Dans sa voix, un air de victoire. Aude Vermeil exulterait comme une supportrice de base de la Nati si elle n’était pas d’une nature réservée. La directrice de Fonction: cinéma et les acteurs culturels genevois ont gagné une sacrée bataille. Dans la fournaise du mois d’août passé, ils lançaient une initiative «Pour une politique culturelle cohérente à Genève», déposée en janvier, forte de plus de 14 000 signatures. Les auteurs du texte demandaient que le canton coordonne la politique dans le domaine et que cette mission soit inscrite dans la Constitution. Byzantin?

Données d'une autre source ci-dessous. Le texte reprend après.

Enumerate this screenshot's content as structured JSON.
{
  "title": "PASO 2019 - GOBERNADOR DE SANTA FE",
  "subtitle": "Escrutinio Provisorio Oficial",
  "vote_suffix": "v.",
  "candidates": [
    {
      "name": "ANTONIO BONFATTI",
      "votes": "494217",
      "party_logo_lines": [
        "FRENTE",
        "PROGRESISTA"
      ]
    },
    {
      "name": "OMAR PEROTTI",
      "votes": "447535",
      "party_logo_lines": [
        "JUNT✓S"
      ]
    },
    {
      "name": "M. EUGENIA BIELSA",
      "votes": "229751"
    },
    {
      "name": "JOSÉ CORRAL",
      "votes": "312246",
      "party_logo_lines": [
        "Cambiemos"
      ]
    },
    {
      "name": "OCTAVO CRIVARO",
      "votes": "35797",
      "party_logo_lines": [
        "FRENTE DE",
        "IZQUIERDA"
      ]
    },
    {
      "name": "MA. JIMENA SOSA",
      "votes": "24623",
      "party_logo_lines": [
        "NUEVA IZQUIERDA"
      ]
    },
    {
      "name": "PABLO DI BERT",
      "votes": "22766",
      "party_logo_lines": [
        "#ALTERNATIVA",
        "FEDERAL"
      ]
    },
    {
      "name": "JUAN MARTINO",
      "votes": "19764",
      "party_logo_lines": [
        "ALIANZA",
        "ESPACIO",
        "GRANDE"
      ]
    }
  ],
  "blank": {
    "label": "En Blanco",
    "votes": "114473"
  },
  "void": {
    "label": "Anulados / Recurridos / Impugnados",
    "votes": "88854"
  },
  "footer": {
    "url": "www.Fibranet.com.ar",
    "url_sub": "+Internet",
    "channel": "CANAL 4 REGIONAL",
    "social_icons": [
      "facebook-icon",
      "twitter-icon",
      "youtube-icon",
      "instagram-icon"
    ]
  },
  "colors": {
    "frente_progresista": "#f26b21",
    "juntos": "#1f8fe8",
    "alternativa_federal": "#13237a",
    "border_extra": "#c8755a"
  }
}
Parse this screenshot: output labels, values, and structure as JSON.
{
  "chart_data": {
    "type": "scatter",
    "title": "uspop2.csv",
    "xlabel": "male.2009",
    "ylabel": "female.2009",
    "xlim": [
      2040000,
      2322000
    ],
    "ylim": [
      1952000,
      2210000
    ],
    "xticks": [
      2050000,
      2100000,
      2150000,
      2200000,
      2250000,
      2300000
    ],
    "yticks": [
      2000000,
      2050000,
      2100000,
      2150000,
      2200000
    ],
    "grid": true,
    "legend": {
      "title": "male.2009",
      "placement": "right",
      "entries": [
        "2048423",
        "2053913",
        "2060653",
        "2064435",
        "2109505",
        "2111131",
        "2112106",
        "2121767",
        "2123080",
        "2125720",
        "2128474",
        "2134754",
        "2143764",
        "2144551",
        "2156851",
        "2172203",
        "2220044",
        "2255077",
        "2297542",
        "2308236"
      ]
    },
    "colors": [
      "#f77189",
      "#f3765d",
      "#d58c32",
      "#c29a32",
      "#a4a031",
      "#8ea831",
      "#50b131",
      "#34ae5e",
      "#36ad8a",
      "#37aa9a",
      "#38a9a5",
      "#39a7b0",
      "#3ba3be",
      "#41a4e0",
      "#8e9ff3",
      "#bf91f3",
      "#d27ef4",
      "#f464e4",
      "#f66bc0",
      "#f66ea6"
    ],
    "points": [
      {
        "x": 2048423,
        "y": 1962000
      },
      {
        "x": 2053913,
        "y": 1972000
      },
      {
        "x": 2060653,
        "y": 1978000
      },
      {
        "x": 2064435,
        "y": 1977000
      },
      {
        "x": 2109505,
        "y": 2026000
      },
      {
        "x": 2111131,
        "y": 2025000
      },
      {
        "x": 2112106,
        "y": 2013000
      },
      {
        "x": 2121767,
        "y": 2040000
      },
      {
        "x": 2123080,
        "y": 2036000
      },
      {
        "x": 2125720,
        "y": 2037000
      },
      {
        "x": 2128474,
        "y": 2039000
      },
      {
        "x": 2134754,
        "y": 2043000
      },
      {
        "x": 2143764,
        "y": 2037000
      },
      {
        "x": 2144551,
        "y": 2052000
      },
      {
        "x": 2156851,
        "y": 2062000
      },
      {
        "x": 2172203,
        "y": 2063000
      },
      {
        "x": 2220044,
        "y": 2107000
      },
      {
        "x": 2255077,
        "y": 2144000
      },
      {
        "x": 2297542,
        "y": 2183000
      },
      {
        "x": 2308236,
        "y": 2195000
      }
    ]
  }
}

Essentiel, aux yeux d’Aude Vermeil, qui déplorait que le canton se soit déchargé d’un certain nombre de responsabilités. Le cadre de ce retrait? La répartition des tâches, dans tous les secteurs, entre l’Etat, les communes et la ville. Le principe? En finir avec le double financement d’une institution ou d’une activité. A l’avenir, cette règle pourrait bien être assouplie.

Des politiques au pied du mur

Ce mercredi, le nouveau Conseil d’Etat, présidé par Pierre Maudet, a annoncé qu’il approuvait l’initiative et qu’il la soumettrait au Grand Conseil à l’automne. Le communiqué du gouvernement apporte cette précision qui n’a pas échappé à Aude Vermeil: «L’initiative permet de revoir les modalités de financement de la culture, en les adaptant aux réalités actuelles.»

En clair, cela signifie que le canton pourrait à terme cofinancer en partenariat avec la ville les institutions dites stratégiques, le Grand Théâtre, la Nouvelle Comédie et, à l’horizon 2022, la fameuse Cité de la musique. Changement de politique en vue donc.

Le poids de Thierry Apothéloz

«Ce tournant a plusieurs raisons, analyse Aude Vermeil. Il y a d’abord l’échec de la négociation sur le Grand Théâtre entre le canton et la ville, qui continue de financer quasiment seule le paquebot. Il y a ensuite la situation de la Comédie, la nécessité de trouver, d’ici à 2020, 6 millions pour financer son fonctionnement. Et je ne parle pas du cas plus qu’épineux de la Cité de la musique qui devra, elle aussi, être subventionnée. Enfin, il y a l’arrivée au Conseil d’Etat de Thierry Apothéloz, l’ancien président des communes genevoises, qui a intégré l’Office du sport et de la culture dans son dicastère de la Cohésion sociale.»

Bref, le décor et les acteurs ont changé. Mais un nouveau casting n’est pas la garantie absolue d’une autre dramaturgie. Le socialiste Thierry Apothéloz devra convaincre le Grand Conseil du bien-fondé de cette initiative et surtout déterminer une politique culturelle. Le titulaire du département de la «Cohésion sociale» a l’été pour forger son discours. L’automne devrait être brûlant.